The Wellesley Historical Society on Thursday night dusted off pieces from its space-challenged collection and let it breathe during a showing at a stately Wellesley Hills home.
Dozens of guests mingled, sipped wine and sparkly water, and chomped on light munchies while checking out the oldies but goodies and listening to WHS officials share their vision of bringing the non-profit society’s artifacts more into public view.
John Celi, president of the society, said one goal is to help more residents understand the role Wellesley played in the development of the United States itself. New Executive Director Bob Damon, formerly with the Old North Church in Boston, says the society is reaching out to the public for ideas about how to make its collection more accessible to residents old and especially young.

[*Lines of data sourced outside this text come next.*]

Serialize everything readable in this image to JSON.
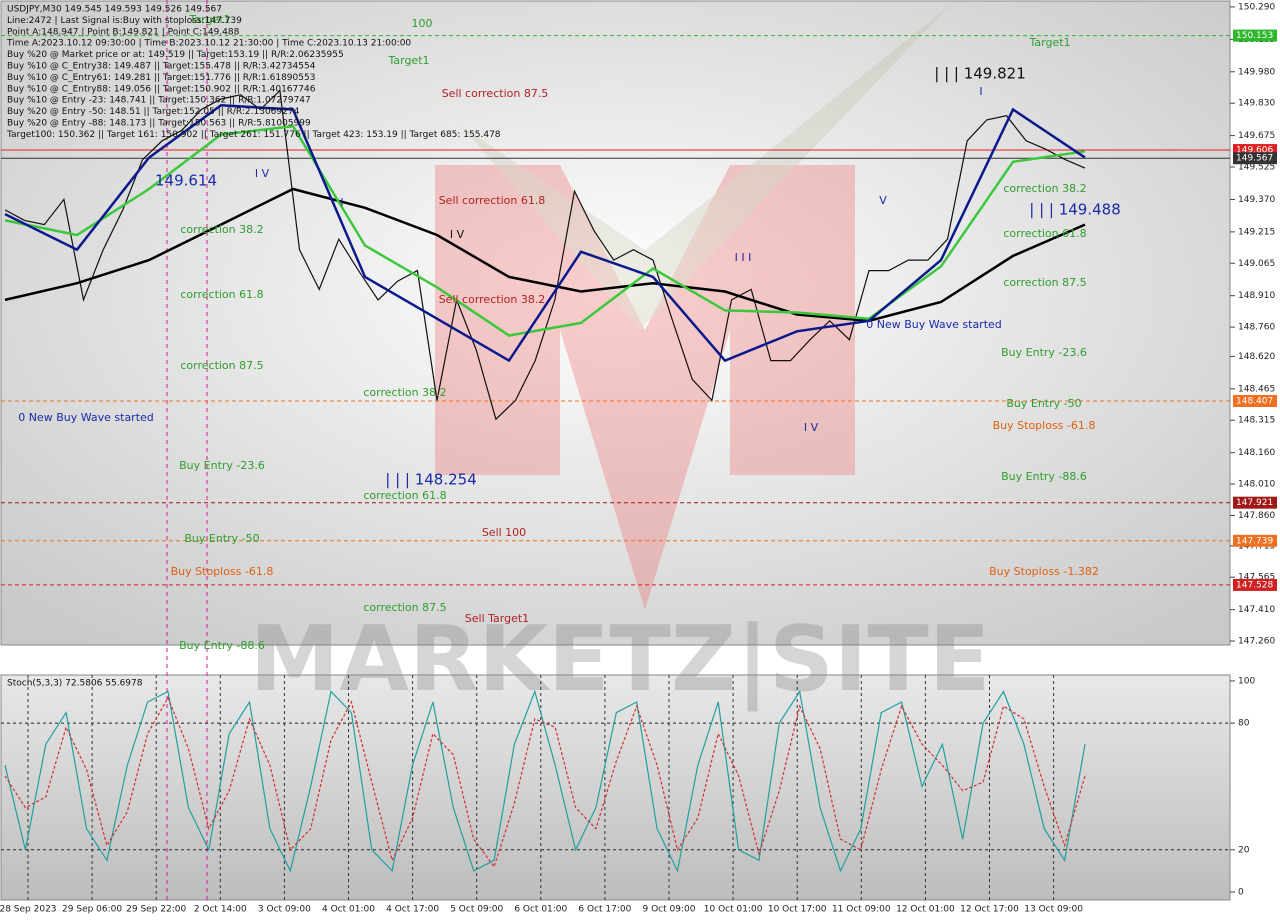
{
  "header": {
    "lines": [
      "USDJPY,M30  149.545 149.593 149.526 149.567",
      "Line:2472 | Last Signal is:Buy with stoploss:147.739",
      "Point A:148.947 | Point B:149.821 | Point C:149.488",
      "Time A:2023.10.12 09:30:00 | Time B:2023.10.12 21:30:00 | Time C:2023.10.13 21:00:00",
      "Buy %20 @ Market price or at: 149.519 || Target:153.19 || R/R:2.06235955",
      "Buy %10 @ C_Entry38: 149.487 || Target:155.478 || R/R:3.42734554",
      "Buy %10 @ C_Entry61: 149.281 || Target:151.776 || R/R:1.61890553",
      "Buy %10 @ C_Entry88: 149.056 || Target:150.902 || R/R:1.40167746",
      "Buy %10 @ Entry -23: 148.741 || Target:150.362 || R/R:1.07279747",
      "Buy %20 @ Entry -50: 148.51 || Target:152.05 || R/R:2.13069274",
      "Buy %20 @ Entry -88: 148.173 || Target:150.563 || R/R:5.81005999",
      "Target100: 150.362 || Target 161: 150.902 || Target 261: 151.776 || Target 423: 153.19 || Target 685: 155.478"
    ]
  },
  "chart_data": [
    {
      "type": "line",
      "ylim": [
        147.241,
        150.323
      ],
      "yticks": [
        {
          "value": 150.29,
          "label": "150.290"
        },
        150.135,
        {
          "value": 149.98,
          "label": "149.980"
        },
        {
          "value": 149.83,
          "label": "149.830"
        },
        149.675,
        149.525,
        {
          "value": 149.37,
          "label": "149.370"
        },
        149.215,
        149.065,
        {
          "value": 148.91,
          "label": "148.910"
        },
        {
          "value": 148.76,
          "label": "148.760"
        },
        {
          "value": 148.62,
          "label": "148.620"
        },
        148.465,
        148.315,
        {
          "value": 148.16,
          "label": "148.160"
        },
        {
          "value": 148.01,
          "label": "148.010"
        },
        {
          "value": 147.86,
          "label": "147.860"
        },
        147.715,
        147.565,
        {
          "value": 147.41,
          "label": "147.410"
        },
        {
          "value": 147.26,
          "label": "147.260"
        }
      ],
      "xticks": [
        "28 Sep 2023",
        "29 Sep 06:00",
        "29 Sep 22:00",
        "2 Oct 14:00",
        "3 Oct 09:00",
        "4 Oct 01:00",
        "4 Oct 17:00",
        "5 Oct 09:00",
        "6 Oct 01:00",
        "6 Oct 17:00",
        "9 Oct 09:00",
        "10 Oct 01:00",
        "10 Oct 17:00",
        "11 Oct 09:00",
        "12 Oct 01:00",
        "12 Oct 17:00",
        "13 Oct 09:00"
      ],
      "series": [
        {
          "color": "#111111",
          "values": [
            149.32,
            149.27,
            149.25,
            149.37,
            148.89,
            149.13,
            149.32,
            149.56,
            149.65,
            149.7,
            149.8,
            149.85,
            149.87,
            149.8,
            149.89,
            149.13,
            148.94,
            149.18,
            149.03,
            148.89,
            148.98,
            149.03,
            148.41,
            148.89,
            148.65,
            148.32,
            148.41,
            148.6,
            148.89,
            149.41,
            149.22,
            149.08,
            149.13,
            149.08,
            148.79,
            148.51,
            148.41,
            148.89,
            148.94,
            148.6,
            148.6,
            148.7,
            148.79,
            148.7,
            149.03,
            149.03,
            149.08,
            149.08,
            149.18,
            149.65,
            149.75,
            149.77,
            149.65,
            149.61,
            149.56,
            149.52
          ]
        },
        {
          "color": "#000000",
          "values": [
            148.89,
            148.97,
            149.08,
            149.25,
            149.42,
            149.33,
            149.2,
            149.0,
            148.93,
            148.97,
            148.93,
            148.82,
            148.79,
            148.88,
            149.1,
            149.25
          ]
        },
        {
          "color": "#3cc83c",
          "values": [
            149.27,
            149.2,
            149.42,
            149.68,
            149.72,
            149.15,
            148.95,
            148.72,
            148.78,
            149.04,
            148.84,
            148.83,
            148.8,
            149.05,
            149.55,
            149.6
          ]
        },
        {
          "color": "#0a1a8c",
          "values": [
            149.3,
            149.13,
            149.57,
            149.82,
            149.8,
            149.0,
            148.8,
            148.6,
            149.12,
            149.0,
            148.6,
            148.74,
            148.79,
            149.08,
            149.8,
            149.57
          ]
        }
      ],
      "levels": [
        {
          "value": 150.153,
          "color": "#2eb82e"
        },
        {
          "value": 149.606,
          "color": "#e02020"
        },
        {
          "value": 149.567,
          "color": "#333333"
        },
        {
          "value": 148.407,
          "color": "#f07020"
        },
        {
          "value": 147.921,
          "color": "#a01818"
        },
        {
          "value": 147.739,
          "color": "#f07020"
        },
        {
          "value": 147.528,
          "color": "#d02020"
        }
      ],
      "annotations": [
        {
          "text": "Target1",
          "color": "#2e9e2e"
        },
        {
          "text": "100",
          "color": "#2e9e2e"
        },
        {
          "text": "Target1",
          "color": "#2e9e2e"
        },
        {
          "text": "Sell correction 87.5",
          "color": "#b22222"
        },
        {
          "text": "Sell correction 61.8",
          "color": "#b22222"
        },
        {
          "text": "Sell correction 38.2",
          "color": "#b22222"
        },
        {
          "text": "I V",
          "color": "#111111"
        },
        {
          "text": "I V",
          "color": "#1a2aa8"
        },
        {
          "text": "149.614",
          "color": "#1a2aa8"
        },
        {
          "text": "correction 38.2",
          "color": "#2e9e2e"
        },
        {
          "text": "correction 61.8",
          "color": "#2e9e2e"
        },
        {
          "text": "correction 87.5",
          "color": "#2e9e2e"
        },
        {
          "text": "correction 38.2",
          "color": "#2e9e2e"
        },
        {
          "text": "| | | 148.254",
          "color": "#1a2aa8"
        },
        {
          "text": "correction 61.8",
          "color": "#2e9e2e"
        },
        {
          "text": "0 New Buy Wave started",
          "color": "#1a2aa8"
        },
        {
          "text": "Buy Entry -23.6",
          "color": "#2e9e2e"
        },
        {
          "text": "Buy Entry -50",
          "color": "#2e9e2e"
        },
        {
          "text": "Buy Stoploss -61.8",
          "color": "#e06010"
        },
        {
          "text": "Buy Entry -88.6",
          "color": "#2e9e2e"
        },
        {
          "text": "Sell 100",
          "color": "#b22222"
        },
        {
          "text": "correction 87.5",
          "color": "#2e9e2e"
        },
        {
          "text": "Sell Target1",
          "color": "#b22222"
        },
        {
          "text": "| | | 149.821",
          "color": "#111111"
        },
        {
          "text": "I",
          "color": "#1a2aa8"
        },
        {
          "text": "Target1",
          "color": "#2e9e2e"
        },
        {
          "text": "| | | 149.488",
          "color": "#1a2aa8"
        },
        {
          "text": "correction 38.2",
          "color": "#2e9e2e"
        },
        {
          "text": "correction 61.8",
          "color": "#2e9e2e"
        },
        {
          "text": "correction 87.5",
          "color": "#2e9e2e"
        },
        {
          "text": "Buy Entry -23.6",
          "color": "#2e9e2e"
        },
        {
          "text": "Buy Entry -50",
          "color": "#2e9e2e"
        },
        {
          "text": "Buy Stoploss -61.8",
          "color": "#e06010"
        },
        {
          "text": "Buy Entry -88.6",
          "color": "#2e9e2e"
        },
        {
          "text": "Buy Stoploss -1.382",
          "color": "#e06010"
        },
        {
          "text": "V",
          "color": "#1a2aa8"
        },
        {
          "text": "I I I",
          "color": "#1a2aa8"
        },
        {
          "text": "I V",
          "color": "#1a2aa8"
        },
        {
          "text": "0 New Buy Wave started",
          "color": "#1a2aa8"
        },
        {
          "text": "I",
          "color": "#1a2aa8"
        }
      ]
    },
    {
      "type": "line",
      "title": "Stoch(5,3,3) 72.5806 55.6978",
      "ylim": [
        -3.8,
        102.8
      ],
      "yticks": [
        0,
        20,
        80,
        100
      ],
      "series": [
        {
          "color": "#20a0a0",
          "values": [
            60,
            20,
            70,
            85,
            30,
            15,
            60,
            90,
            95,
            40,
            20,
            75,
            90,
            30,
            10,
            50,
            95,
            85,
            20,
            10,
            60,
            90,
            40,
            10,
            15,
            70,
            95,
            60,
            20,
            40,
            85,
            90,
            30,
            10,
            60,
            90,
            20,
            15,
            80,
            95,
            40,
            10,
            30,
            85,
            90,
            50,
            70,
            25,
            80,
            95,
            70,
            30,
            15,
            70
          ]
        },
        {
          "color": "#d03030",
          "dashed": true,
          "values": [
            55,
            40,
            45,
            78,
            58,
            22,
            38,
            75,
            92,
            68,
            30,
            48,
            82,
            60,
            20,
            30,
            72,
            90,
            52,
            15,
            35,
            75,
            65,
            25,
            12,
            42,
            82,
            78,
            40,
            30,
            62,
            88,
            60,
            20,
            35,
            75,
            55,
            18,
            48,
            88,
            68,
            25,
            20,
            58,
            88,
            70,
            60,
            48,
            52,
            88,
            82,
            50,
            22,
            55
          ]
        }
      ]
    }
  ]
}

The society, which started in 1925, is currently constrained from exposing many of its pieces at the relatively small Dadmun-McNamara House at 229 Washington St. Curator Kathleen Fahey, interns and others have been cataloguing the collection to figure out just what the society has on its hands.
Some of those items, including spectacular Denton butterflies and butterfly jewelry, a steampunky old magic lantern (think latter day PowerPoint projector, Fahey says), old maps and blueprints, a robe worn by famous Wellesleyite Katharine Lee Bates and a painting by Mary Brewster Hazelton, were on display at the party.
Next up: A program being held at the Wellesley Free Library on Sunday, Nov. 18 at 2pm about the history of Thanksgiving.